Tributário

MP 893/2019

Comissão Mista rejeita emenda que prevê equiparação salarial no Carf

Na avaliação de conselheiros, rejeição da emenda deixa cargo dos contribuintes menos atrativo

Carf
Foto: Pedro França/Agência Senado

A Comissão Mista da Media Provisória 893/2019, que transforma o Conselho de Controle de Atividades Financeiras (Coaf) em Unidade de Inteligência Financeira (UIF), rejeitou, na última quarta-feira (30/10), a emenda parlamentar da senadora Soraya Thronicke (PSL/MS) que prevê equiparação salarial entre os representantes dos contribuintes e do Fisco no Conselho Administrativo de Recursos Fiscais (Carf).

A rejeição da emenda ainda pode ser revertida caso os parlamentares votem um requerimento de destaque e, por maioria simples de votos, restabeleçam a proposta no texto original da MP 893/2019. Entretanto, nos bastidores do Legislativo, o entendimento é que uma votação de destaque seja difícil de acontecer devido ao resultado já obtido na Comissão Mista da MP.

O texto da emenda rejeitada estabelece que conselheiros representantes dos contribuintes receberão remuneração mensal a ser definida pelo Poder Executivo, “não sendo permitido receber valores inferiores aos dos conselheiros representantes da Fazenda Nacional”.

A emenda também menciona que os conselheiros dos contribuintes devem receber gratificação de presença referente a participação em sessões de julgamento extraordinárias.

Outra mudança prevista na emenda está no regime de quarentena de seis meses. Atualmente, os conselheiros do Carf representantes dos contribuintes não precisam se afastar do conselho após o término das atividades como julgador.

O texto também prevê que será mantido o salário das conselheiras dos contribuintes afastadas temporariamente do cargo por causa de licença-maternidade ou férias.

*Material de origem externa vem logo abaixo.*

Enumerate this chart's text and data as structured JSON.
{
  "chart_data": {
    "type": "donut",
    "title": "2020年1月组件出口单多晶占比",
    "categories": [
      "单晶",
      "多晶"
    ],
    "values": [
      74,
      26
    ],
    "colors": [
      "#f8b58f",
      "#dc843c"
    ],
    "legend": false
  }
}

Atualmente, o afastamento é descontado da remuneração mensal.

Segundo conselheiros entrevistados pelo JOTA, um dos motivos que levou a rejeição da emenda foi o entendimento de parlamentares de que a discussão salarial sobre os conselheiros do Carf é uma “matéria estranha” ao assunto discutido na MP.

“Entendo que, por medida de justiça, deveria ter sido contemplada no parecer, considerando que o pedido de equiparação salarial é medida relevante e urgente à sociedade e aos agentes públicos”, afirmou uma conselheira.

A avaliação dos conselheiros é que a diferença salarial, a falta de bônus nas sessões e direito a férias tornam o cargo pouco interessante e também com mais chances de renúncias.

“As funções exercidas por um conselheiro do contribuinte são as mesmas que as de um conselheiro fazendário. Ademais, muitos conselheiros dos contribuintes não conseguem se manter por muito tempo somente atuando no conselho”, afirmou um julgador do Carf.

Outro membro do tribunal administrativo afirmou que a rejeição da emenda pode gerar uma insegurança jurídica aos contribuintes por causa de mudanças recorrentes de colegiados e, por consequência, de entendimentos já firmados nas turmas.

“Muitos estão insatisfeitos pela cobrança de trabalho e ausência de garantias em contrapartida, como a [licença] maternidade”, explica outro conselheiro.  Atualmente, o salário dos conselheiros do Fisco pode chegar a R$ 22 mil, praticamente o dobro da remuneração dos representantes dos contribuintes.

Além disso, conselheiros dos contribuintes também alegam que recebem um lote a mais de processos anualmente em relação aos representantes da Fazenda, que têm o direito a férias remuneradas de 30 dias.

Ademais da questão salarial, a emenda rejeitada também prevê o aumento do mandato de conselheiros de dois para três anos, com renovação automática. Além disso, conselheiros dos contribuintes, para cumprimento da quarentena, receberão, segundo o texto da emenda, remuneração mensal durante os três meses subsequentes ao terem deixado a função.

Por meio de sua assessoria de imprensa o Ministério da Economia, ao qual o Carf é vinculado, informou que não irá se pronunciar sobre o assunto.